An Ortsverwaltung Wettersbach, Rathaus Grünwettersbach

Karlsruhe, 13.06.2026

Änderungs-/Ergänzungsantrag zu TOP 2 der Ortschaftsratssitzung am 16.06.2026
Stationäre Jugendverkehrsschule für die Höhenstadtteile, Vorlage Nr.: 2026/0324

Sehr geehrte Frau Ortsvorsteherin Tron,
die CDU/Freie Wähler-Fraktion beantragt, diesen Änderungs-/Ergänzungsantrag zu TOP 2 der Ortschaftsratssitzung am 16.06.2026 zu beraten.

Wir schlagen eine alternative Fläche bei der Heinz-Barth-Schule zur Verwirklichung der stationären Jugendverkehrsschule vor. Nach unseren Berechnungen ist die Einrichtung des Jugendverkehrsschulplatzes auf der oberen Ebene des Schulgeländes in verschiedenen Varianten möglich. Die vorgeschlagene Fläche soll durch die für die Verkehrsschulen zuständige Polizeibehörde sowie die zuständigen Fachämter der Stadt Karlsruhe auf ihre Machbarkeit geprüft werden. Bei Machbarkeit soll dort der Jugendverkehrsschulplatz eingerichtet werden.

BegründungSchulgelände Heinz-Barth-Schule Wettersbach

Wir unterstützen ausdrücklich die Einrichtung einer stationären Jugendverkehrsschule bei der Heinz-Barth-Schule Wettersbach. Eine gute Verkehrserziehung und mehr Sicherheit für Kinder im Straßenverkehr sind uns sehr wichtig. Gleichzeitig dürfen jedoch keine Nutzungskonflikte mit dem bestehenden Multifunktionsplatz entstehen.

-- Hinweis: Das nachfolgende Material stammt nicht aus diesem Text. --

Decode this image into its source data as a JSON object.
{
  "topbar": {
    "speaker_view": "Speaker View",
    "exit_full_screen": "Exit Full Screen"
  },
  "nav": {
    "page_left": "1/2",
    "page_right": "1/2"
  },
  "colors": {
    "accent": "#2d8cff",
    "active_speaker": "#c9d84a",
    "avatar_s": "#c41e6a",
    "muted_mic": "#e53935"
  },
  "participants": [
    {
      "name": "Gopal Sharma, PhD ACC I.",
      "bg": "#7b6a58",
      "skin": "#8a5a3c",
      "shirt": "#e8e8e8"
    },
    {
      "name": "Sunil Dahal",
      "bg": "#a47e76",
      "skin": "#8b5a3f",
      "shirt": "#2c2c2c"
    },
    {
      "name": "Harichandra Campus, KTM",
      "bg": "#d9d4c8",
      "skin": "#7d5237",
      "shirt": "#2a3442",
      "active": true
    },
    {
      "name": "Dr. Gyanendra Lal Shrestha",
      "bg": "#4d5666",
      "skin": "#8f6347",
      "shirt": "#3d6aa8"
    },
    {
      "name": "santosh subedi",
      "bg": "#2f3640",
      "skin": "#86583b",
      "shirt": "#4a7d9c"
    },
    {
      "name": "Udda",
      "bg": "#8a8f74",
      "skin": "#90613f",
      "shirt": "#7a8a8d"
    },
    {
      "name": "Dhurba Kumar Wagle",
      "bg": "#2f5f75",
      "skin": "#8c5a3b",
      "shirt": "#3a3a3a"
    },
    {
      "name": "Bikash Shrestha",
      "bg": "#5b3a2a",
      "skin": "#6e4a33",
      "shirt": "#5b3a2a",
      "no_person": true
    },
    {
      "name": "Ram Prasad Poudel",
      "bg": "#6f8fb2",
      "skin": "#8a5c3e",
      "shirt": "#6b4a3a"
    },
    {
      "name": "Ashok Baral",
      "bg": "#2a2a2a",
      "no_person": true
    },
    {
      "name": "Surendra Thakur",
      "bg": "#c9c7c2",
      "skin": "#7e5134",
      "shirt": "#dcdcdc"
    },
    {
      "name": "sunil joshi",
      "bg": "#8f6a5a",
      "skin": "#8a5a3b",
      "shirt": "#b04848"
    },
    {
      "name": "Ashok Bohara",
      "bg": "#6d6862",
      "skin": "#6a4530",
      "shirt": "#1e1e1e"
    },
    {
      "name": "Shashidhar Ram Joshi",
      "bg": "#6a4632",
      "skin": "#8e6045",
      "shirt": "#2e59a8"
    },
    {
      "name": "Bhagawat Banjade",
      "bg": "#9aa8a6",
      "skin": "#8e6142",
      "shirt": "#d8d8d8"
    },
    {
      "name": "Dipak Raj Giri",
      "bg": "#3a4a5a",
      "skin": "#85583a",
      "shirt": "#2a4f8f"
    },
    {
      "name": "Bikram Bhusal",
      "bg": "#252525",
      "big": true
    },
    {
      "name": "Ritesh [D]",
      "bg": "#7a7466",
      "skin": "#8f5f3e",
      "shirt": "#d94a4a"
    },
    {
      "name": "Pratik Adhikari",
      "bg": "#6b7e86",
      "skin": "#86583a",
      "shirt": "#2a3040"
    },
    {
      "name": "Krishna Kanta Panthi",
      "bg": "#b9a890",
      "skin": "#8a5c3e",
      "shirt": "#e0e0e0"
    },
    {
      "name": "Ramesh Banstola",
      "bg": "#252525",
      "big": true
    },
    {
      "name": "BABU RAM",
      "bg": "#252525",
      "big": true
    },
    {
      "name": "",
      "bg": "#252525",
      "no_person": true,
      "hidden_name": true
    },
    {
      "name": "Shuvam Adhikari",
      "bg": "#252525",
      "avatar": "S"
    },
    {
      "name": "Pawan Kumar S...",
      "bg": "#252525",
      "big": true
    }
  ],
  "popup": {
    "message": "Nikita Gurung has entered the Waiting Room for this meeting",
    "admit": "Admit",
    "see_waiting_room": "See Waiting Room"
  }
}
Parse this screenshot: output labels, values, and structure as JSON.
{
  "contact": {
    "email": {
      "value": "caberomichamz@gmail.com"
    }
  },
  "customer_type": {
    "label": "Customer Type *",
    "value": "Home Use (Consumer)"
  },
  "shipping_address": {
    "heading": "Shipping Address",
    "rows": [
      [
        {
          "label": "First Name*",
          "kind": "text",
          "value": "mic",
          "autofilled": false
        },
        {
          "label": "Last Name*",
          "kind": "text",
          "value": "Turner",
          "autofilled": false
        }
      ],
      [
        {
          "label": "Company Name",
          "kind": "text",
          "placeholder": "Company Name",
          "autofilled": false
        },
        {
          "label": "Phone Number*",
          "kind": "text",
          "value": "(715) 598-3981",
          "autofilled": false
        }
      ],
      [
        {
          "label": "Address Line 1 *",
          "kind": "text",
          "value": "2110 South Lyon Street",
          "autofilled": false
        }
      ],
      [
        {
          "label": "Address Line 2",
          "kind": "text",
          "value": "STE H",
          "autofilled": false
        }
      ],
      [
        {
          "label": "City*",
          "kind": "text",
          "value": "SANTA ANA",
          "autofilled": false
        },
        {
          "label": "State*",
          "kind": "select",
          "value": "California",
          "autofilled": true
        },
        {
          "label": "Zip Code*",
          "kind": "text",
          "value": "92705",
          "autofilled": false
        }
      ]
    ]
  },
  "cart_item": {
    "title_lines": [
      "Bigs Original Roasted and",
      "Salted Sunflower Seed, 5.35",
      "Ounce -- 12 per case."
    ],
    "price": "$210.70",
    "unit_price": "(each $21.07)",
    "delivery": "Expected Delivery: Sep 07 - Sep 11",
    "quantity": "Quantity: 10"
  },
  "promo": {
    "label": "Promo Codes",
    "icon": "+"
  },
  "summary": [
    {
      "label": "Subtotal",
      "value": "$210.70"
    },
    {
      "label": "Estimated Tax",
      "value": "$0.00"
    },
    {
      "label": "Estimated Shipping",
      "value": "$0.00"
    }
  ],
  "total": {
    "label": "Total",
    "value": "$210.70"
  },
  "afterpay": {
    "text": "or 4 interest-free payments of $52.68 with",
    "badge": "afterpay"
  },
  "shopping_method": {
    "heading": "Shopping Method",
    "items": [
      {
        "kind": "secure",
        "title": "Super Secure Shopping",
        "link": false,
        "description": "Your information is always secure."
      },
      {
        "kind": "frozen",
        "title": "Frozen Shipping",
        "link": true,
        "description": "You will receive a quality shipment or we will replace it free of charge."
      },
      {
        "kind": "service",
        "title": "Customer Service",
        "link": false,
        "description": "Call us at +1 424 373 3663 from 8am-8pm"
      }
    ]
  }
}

Als Ausgleich für den durch den Bau der „Seniorenresidenz am Wetterbach“ entfallenen Grünwettersbacher Festplatz wurde im Jahr 2008 an der Heinz-Barth-Schule ein neuer Multifunktionsplatz geschaffen. Dieser dient den Vereinen aus Grünwettersbach und Palmbach sowie der Schule als Veranstaltungs-, Fest- und Bewegungsfläche.

Zur Verwirklichung der Jugendverkehrsschule darf der bestehende Multifunktionsplatz weder aufgegeben noch in seiner Nutzbarkeit eingeschränkt werden. Er muss auch künftig dauerhaft erhalten bleiben, um insbesondere dem großen kulturellen Engagement des IMV Grünwettersbach Rechnung zu tragen und weitere Veranstaltungen zu ermöglichen.

Es muss sichergestellt werden, dass der Platz auch zukünftig uneingeschränkt für Veranstaltungen, Vereinsaktivitäten und als Bewegungsfläche für schulische Zwecke genutzt werden kann. Veränderungen, die zu Nutzungseinschränkungen, zusätzlichen Auflagen oder erheblichem organisatorischem Mehraufwand für Schule, Vereine und Veranstalter führen, sind zu vermeiden.

Die zwischenzeitlich angedachte „Doppelnutzung“ einer Teilfläche des Jugendverkehrsschulplatzes am vorgeschlagenen Standort stufen wir nach der Besichtigung des Aufbaus des Festzeltes und der dazugehörenden Infrastruktur für das an diesem Wochenende stattfindende Musikfest sehr kritisch ein.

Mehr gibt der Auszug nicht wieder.